2. DJ Quik & Kurupt | BlaQKout
It was a little disheartening to see how few people seemed to care that two certified West Coast legends collaborated on an entire album together. But then that must be their fault that they’re not from New York, don’t politic with fly-by-night rappers, and don’t broadcast their entire lives on a blog. Thankfully, it doesn’t sound like Quik and Kurupt give a shit one way or the other. BlaQKout is an unbelievably warm, summer album that follows the two on a laid-back ride into the ladies’ panties. DJ Quik is in full show-off mode with a number of production tricks: vocal clipping, obsessive sample chopping, Middle Eastern folk music samples, ring modulator-filtered helium voices. Yet, it never loses its warm center. G-Funk abounds on BlaQKout with lush strings, electric guitars, and groovy synths and those new tricks just augment the old ones, thus expanding the language of G-Funk. Lyrically too, the album belongs to Quik in all his quirkiness: from existentialist contemplations on rap to hilarious disses of Internet gangsters and former crew, and bipolar debates about sleeping around. Quik gives you a peek inside the complex mind of a genius.

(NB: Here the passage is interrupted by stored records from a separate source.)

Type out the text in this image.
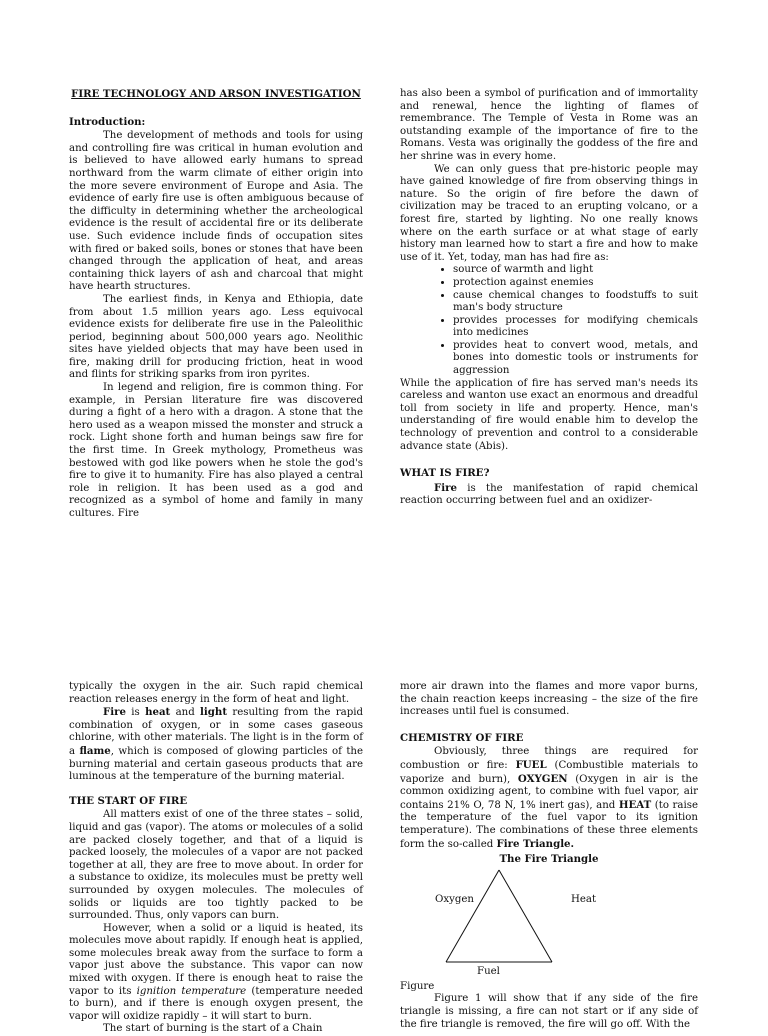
FIRE TECHNOLOGY AND ARSON INVESTIGATION

Introduction:

The development of methods and tools for using and controlling fire was critical in human evolution and is believed to have allowed early humans to spread northward from the warm climate of either origin into the more severe environment of Europe and Asia. The evidence of early fire use is often ambiguous because of the difficulty in determining whether the archeological evidence is the result of accidental fire or its deliberate use. Such evidence include finds of occupation sites with fired or baked soils, bones or stones that have been changed through the application of heat, and areas containing thick layers of ash and charcoal that might have hearth structures.

The earliest finds, in Kenya and Ethiopia, date from about 1.5 million years ago. Less equivocal evidence exists for deliberate fire use in the Paleolithic period, beginning about 500,000 years ago. Neolithic sites have yielded objects that may have been used in fire, making drill for producing friction, heat in wood and flints for striking sparks from iron pyrites.

In legend and religion, fire is common thing. For example, in Persian literature fire was discovered during a fight of a hero with a dragon. A stone that the hero used as a weapon missed the monster and struck a rock. Light shone forth and human beings saw fire for the first time. In Greek mythology, Prometheus was bestowed with god like powers when he stole the god's fire to give it to humanity. Fire has also played a central role in religion. It has been used as a god and recognized as a symbol of home and family in many cultures. Fire

has also been a symbol of purification and of immortality and renewal, hence the lighting of flames of remembrance. The Temple of Vesta in Rome was an outstanding example of the importance of fire to the Romans. Vesta was originally the goddess of the fire and her shrine was in every home.

We can only guess that pre-historic people may have gained knowledge of fire from observing things in nature. So the origin of fire before the dawn of civilization may be traced to an erupting volcano, or a forest fire, started by lighting. No one really knows where on the earth surface or at what stage of early history man learned how to start a fire and how to make use of it. Yet, today, man has had fire as:

• source of warmth and light
• protection against enemies
• cause chemical changes to foodstuffs to suit man's body structure
• provides processes for modifying chemicals into medicines
• provides heat to convert wood, metals, and bones into domestic tools or instruments for aggression

While the application of fire has served man's needs its careless and wanton use exact an enormous and dreadful toll from society in life and property. Hence, man's understanding of fire would enable him to develop the technology of prevention and control to a considerable advance state (Abis).

WHAT IS FIRE?

Fire is the manifestation of rapid chemical reaction occurring between fuel and an oxidizer-

typically the oxygen in the air. Such rapid chemical reaction releases energy in the form of heat and light.

Fire is heat and light resulting from the rapid combination of oxygen, or in some cases gaseous chlorine, with other materials. The light is in the form of a flame, which is composed of glowing particles of the burning material and certain gaseous products that are luminous at the temperature of the burning material.

THE START OF FIRE

All matters exist of one of the three states – solid, liquid and gas (vapor). The atoms or molecules of a solid are packed closely together, and that of a liquid is packed loosely, the molecules of a vapor are not packed together at all, they are free to move about. In order for a substance to oxidize, its molecules must be pretty well surrounded by oxygen molecules. The molecules of solids or liquids are too tightly packed to be surrounded. Thus, only vapors can burn.

However, when a solid or a liquid is heated, its molecules move about rapidly. If enough heat is applied, some molecules break away from the surface to form a vapor just above the substance. This vapor can now mixed with oxygen. If there is enough heat to raise the vapor to its ignition temperature (temperature needed to burn), and if there is enough oxygen present, the vapor will oxidize rapidly – it will start to burn.

The start of burning is the start of a Chain

more air drawn into the flames and more vapor burns, the chain reaction keeps increasing – the size of the fire increases until fuel is consumed.

CHEMISTRY OF FIRE

Obviously, three things are required for combustion or fire: FUEL (Combustible materials to vaporize and burn), OXYGEN (Oxygen in air is the common oxidizing agent, to combine with fuel vapor, air contains 21% O, 78 N, 1% inert gas), and HEAT (to raise the temperature of the fuel vapor to its ignition temperature). The combinations of these three elements form the so-called Fire Triangle.

The Fire Triangle

Oxygen	Heat
Fuel

Figure

Figure 1 will show that if any side of the fire triangle is missing, a fire can not start or if any side of the fire triangle is removed, the fire will go off. With the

1. G-Side | Huntsville International
G-Side probably has no business being anywhere near the top of a “Best Of” list, especially when they are virtually unknown except to a few nerdy bloggers. Meanwhile, great veteran artists like Raekwon, Ghostface Killah, and DJ Quik have dropped outstanding music this year. Still, this is the only new music this year that has brought me to the brink of tears with its devastating beauty. And so it wins. Fittingly, the one other time that happened to me this year was with a song by Goodie Mob of the Dungeon Family. G-Side continues the Dungeon Family’s tradition of humanism and ghetto upliftment on Huntsville International. But they do so with the musical language of today. In-house producers The Block Beattaz have managed to inject a palpable sense of warmth into pristine electronics, which just perfectly meshes with G-Side’s impassioned appeals to their people to stop killing themselves. There’s been no time this past year when I was as inspired to lead my life responsibly as I was when hearing this album for the first time.